Em meio de tantos fatos hedônicos, volto ao mesmo ponto que toquei meses atrás. Uma vida refeita para ser consultada após vários segundos de vivência, e quando digo vários não economizo em quantidade momento algum.
Tendo os braços livres, os dedos soltos, começo a marcar intervalos de tempo que nunca sairão de minha memória. Potes postos atrás de objetos marcantes, conteúdos previstos para um futuro incerto, uma vida que poderia ser mais, muito mais se tudo conspirasse a favor de nós. Um ano e meio sem conseguir encontrar uma pessoa morando na mesma cidade, mesmo com horários marcados e lugares certos para isto; e apenas depois de todo esse tempo o destino se rende e acaba não ligando mais para as interrupções da felicidade de seres.
E aquela música tocada hoje em dia por nós, nesta roda que me envolve, não fará o sentido que aquele dia o momento fez fazer, fazendo e refazendo feitos, meus sonhos rodeados em uma garrafa sem ao menos ser expresso por olhares que poderiam fazer total sentido ao seu peito apertado em sentimentos febris.

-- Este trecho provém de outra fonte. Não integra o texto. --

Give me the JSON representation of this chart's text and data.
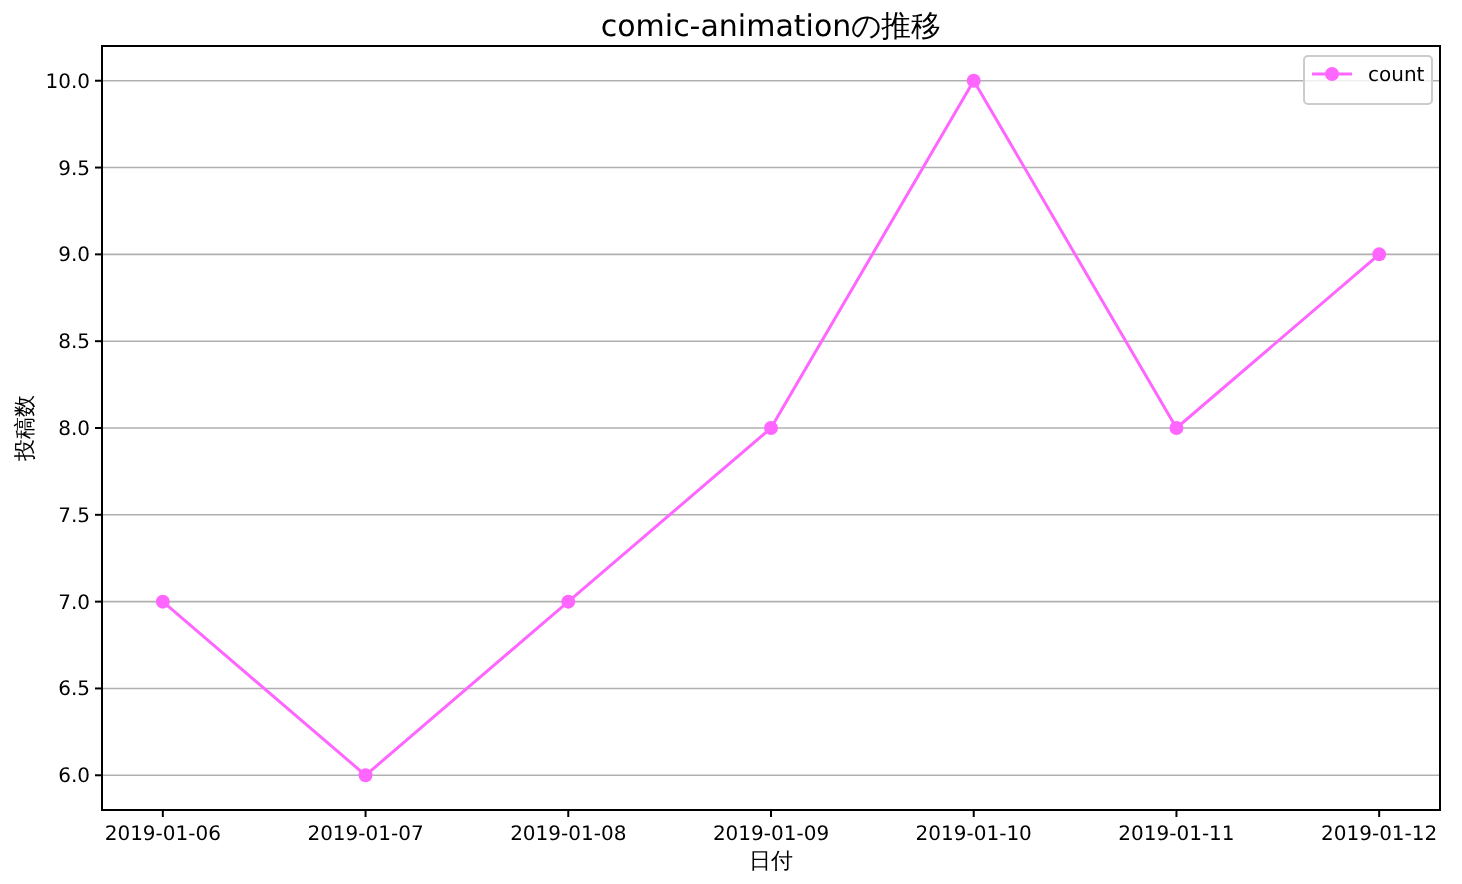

Cabeça baixa, mãos entrelaçadas, braços sem força, corações disparados, calores trocados em busca do equilíbrio que um dia Aristóteles quis afirmar, mas acabou com suas ideias interrompidas por estar apaixonado.
As luzes lá fora iluminarão visões de diferentes pessoas. Já nascemos ouvindo que cada um é cada um, e ninguém mexe no que foi feito para começar e terminar intacto.
Anuncio agora, senhoras e senhores, o fim de tudo, o fim da moral constituída na forma de uma religião imposta por maiores; e hoje você tem raiva de todas essas mascaras das pessoas, que cheias de graça impõem verdades à serem aceitas, mas amanhã, aaaaaaah, amanhã, sinto em dizer e ser negada, mas você fará graça e ignorará todas elas, e elas por fim terão raiva, pois agora você pensa.
Honorários em cima de pensamentos distintos, e tudo o que posso afirmar é que mesmo com luzes não consigo enxergar mais nada.